Measurement and Procedures

Two well-trained nutritionists from the Fourth Affiliated Hospital of Zhejiang University Medicine School and five physicians from a community hospital conducted health examinations of all students. Physical exam items including eyes, teeth, ears-nose-throat, head-neck, heart, chest-lung, and abdomen according to the Chinese Standards for physical examinations (22) were recorded on student health examination records. Anthropometrics including height, weight, and visual acuity were measured by community doctor prior to the physical examination dates. Body weight was measured to the nearest 0.1 kg through body composition examination and height to the nearest 0.5 cm using a stadiometer (Seca 704, Hangzhou, China) in school settings. The first and second evaluations were both carried out in late September while students were dressed in minimal clothing.

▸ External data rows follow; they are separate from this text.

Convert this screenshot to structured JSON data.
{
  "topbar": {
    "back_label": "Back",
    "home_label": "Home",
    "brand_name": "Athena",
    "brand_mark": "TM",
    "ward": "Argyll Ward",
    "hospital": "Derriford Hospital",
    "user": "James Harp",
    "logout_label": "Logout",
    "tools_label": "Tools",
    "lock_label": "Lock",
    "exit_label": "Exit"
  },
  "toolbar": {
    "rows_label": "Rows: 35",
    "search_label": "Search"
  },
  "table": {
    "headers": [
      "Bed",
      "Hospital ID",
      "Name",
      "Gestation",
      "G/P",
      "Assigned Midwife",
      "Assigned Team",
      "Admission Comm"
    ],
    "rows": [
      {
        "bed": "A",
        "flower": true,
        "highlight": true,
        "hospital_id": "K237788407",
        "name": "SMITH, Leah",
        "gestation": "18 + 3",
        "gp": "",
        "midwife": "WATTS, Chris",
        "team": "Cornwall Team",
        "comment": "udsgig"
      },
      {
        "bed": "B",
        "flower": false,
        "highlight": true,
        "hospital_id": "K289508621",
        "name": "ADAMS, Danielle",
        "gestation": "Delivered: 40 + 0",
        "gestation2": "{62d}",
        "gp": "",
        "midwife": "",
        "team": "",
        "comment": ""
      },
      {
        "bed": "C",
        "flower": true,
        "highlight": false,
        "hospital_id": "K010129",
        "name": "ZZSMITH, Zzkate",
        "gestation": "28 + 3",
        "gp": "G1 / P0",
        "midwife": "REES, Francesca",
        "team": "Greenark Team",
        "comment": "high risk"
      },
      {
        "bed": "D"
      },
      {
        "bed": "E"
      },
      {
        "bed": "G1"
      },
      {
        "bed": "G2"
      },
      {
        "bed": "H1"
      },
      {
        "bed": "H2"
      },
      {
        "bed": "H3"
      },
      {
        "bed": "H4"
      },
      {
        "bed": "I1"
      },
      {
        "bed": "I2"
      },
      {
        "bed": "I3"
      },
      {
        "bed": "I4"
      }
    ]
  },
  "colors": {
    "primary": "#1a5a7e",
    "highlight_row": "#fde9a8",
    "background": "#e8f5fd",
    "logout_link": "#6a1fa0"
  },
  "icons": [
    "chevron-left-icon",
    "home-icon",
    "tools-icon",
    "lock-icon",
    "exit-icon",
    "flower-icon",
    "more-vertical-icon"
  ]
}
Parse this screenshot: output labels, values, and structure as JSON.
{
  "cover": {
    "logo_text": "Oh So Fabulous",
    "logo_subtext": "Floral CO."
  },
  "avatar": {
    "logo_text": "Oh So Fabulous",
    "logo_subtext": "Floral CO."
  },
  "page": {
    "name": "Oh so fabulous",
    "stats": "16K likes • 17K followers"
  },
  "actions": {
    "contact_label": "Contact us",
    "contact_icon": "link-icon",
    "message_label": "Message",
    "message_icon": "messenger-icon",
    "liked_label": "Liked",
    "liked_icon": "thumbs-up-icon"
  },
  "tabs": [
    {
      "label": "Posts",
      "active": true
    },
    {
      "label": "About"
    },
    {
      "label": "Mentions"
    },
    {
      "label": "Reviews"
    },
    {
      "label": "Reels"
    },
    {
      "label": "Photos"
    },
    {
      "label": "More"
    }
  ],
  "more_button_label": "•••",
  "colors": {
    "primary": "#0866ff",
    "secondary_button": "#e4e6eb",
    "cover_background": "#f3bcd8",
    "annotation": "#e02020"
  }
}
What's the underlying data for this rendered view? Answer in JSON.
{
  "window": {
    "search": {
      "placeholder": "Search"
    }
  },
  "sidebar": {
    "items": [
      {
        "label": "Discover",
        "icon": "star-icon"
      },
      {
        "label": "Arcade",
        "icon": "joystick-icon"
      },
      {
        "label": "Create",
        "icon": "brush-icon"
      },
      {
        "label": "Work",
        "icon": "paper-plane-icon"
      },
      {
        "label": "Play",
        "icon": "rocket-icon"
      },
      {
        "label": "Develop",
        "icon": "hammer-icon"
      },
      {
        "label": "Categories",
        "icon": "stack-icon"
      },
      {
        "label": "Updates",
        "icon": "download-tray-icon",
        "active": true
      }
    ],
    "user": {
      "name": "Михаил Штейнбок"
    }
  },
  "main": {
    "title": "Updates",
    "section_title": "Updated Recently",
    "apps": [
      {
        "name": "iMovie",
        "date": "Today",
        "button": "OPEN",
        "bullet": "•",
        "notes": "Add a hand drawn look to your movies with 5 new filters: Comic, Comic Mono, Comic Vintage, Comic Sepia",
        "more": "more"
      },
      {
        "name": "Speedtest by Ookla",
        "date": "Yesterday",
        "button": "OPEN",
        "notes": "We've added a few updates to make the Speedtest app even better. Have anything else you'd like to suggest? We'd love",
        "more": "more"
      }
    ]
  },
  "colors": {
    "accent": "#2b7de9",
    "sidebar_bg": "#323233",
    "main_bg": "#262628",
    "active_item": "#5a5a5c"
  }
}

Body composition was measured by InBody 770 (InBody Co., Ltd., Seoul, Korea). InBody 770 is a model of bioelectrical impedance analysis (BIA) with an eight-point tactile electrode system. Students were asked to take off their shoes and socks. After wiping down their hands and feet, students stepped onto the machine and stood upright, positioning their bare feet on the foot electrodes. Weight was automatically measured. Then students grabbed the handles and placed their thumbs on the oval electrodes. A small electrical current was passed through the body, while the resistance of the body’s five cylinders (left arm, right arm, torso, left leg, and right leg) was measured, and the in-built equation was used to convert the input impedance to body composition estimates including SMM (kg), FM (kg), and so on.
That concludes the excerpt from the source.